Although this embodiment shows an example in which the armature 24 is supported by three arms 23b, the present invention is not limited to such a limitation, and the number of arms 23b can be changed as appropriate. Further, since the electromagnetic braking device according to the present invention has a structure in which the armature 24 is directly supported by the arm 23b of the stator 21, the push that was conventionally used is no longer necessary, and the lining 3 is not interfered with by the push. The diameter can be increased. Therefore, since the area of the friction surface is increased, the coil 6 can be made smaller, or the outer diameter of the stator wood body 22 can be set smaller.

〔Effect of the invention〕

As explained above, the electromagnetic braking device according to the present invention includes a stator, a stator main body which is press-molded into an annular shape having a recessed part in which an excitation coil is mounted, and an armchair that is movable with respect to the stator main body. The armature support member has a plurality of arms supporting the armature, and
The arm was bent on the outer periphery of the stator body so that its longitudinal direction was parallel to the axial direction of the stator body, and the brake plate was fixed to the tip of the arm, so it was necessary to drill holes when manufacturing the stator. Since cutting operations such as the above are not required, the manufacturing work of the stator is simplified.

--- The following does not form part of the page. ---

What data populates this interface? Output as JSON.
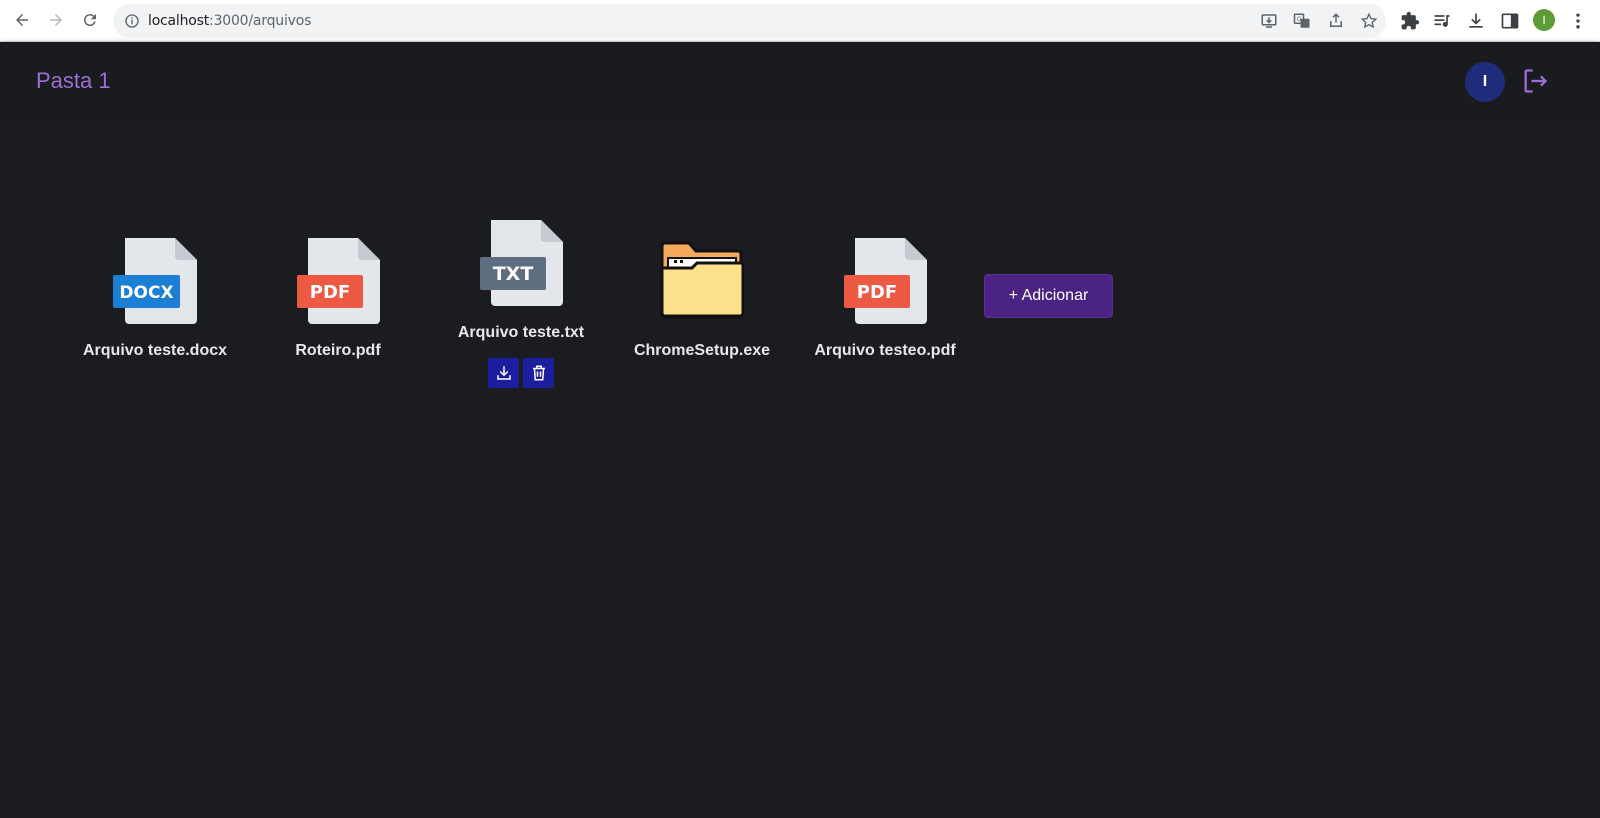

Therefore, the time required to manufacture the stator is shortened, and manufacturing costs can be kept low.

[Brief explanation of drawings]

FIG. 1 is a side sectional view showing an electromagnetic braking device according to the present invention, FIG. 2 is a side view showing the main parts, FIG. 3 is a front view, and FIG.
This figure is a side sectional view showing a conventional electromagnetic braking device, FIG. 5 is a sectional view of a portion of the braking device, and FIG. 6 is a front view of a conventional stator. 2... Rotating shaft, 3... Lining, 6...
Coil, 21... Stator, 22... Stator body, 23... Mounting plate, 23b... Arm, 24... Armchair, 25... Braking plate.

Claims (1)

[Claims] a stator that includes an excitation coil and magnetically attracts the armature; a braking spring that presses the armature against a friction plate of a braked shaft provided coaxially with the stator when not energized; In the electromagnetic braking device, the electromagnetic braking device includes a braking plate fixed to the armature and sandwiching the friction plate together with the armature, the stator body being pressure-formed into an annular shape having a recess into which an excitation coil is mounted. and an armature support member integrally provided with a plurality of arms movably supporting the armature with respect to the stator body, and the arms are fixed in their longitudinal direction to the outer peripheral side of the stator body. An electromagnetic braking device characterized in that the braking plate is bent and formed parallel to the axial direction of the child body, and the braking plate is fixed to the tip of the child body.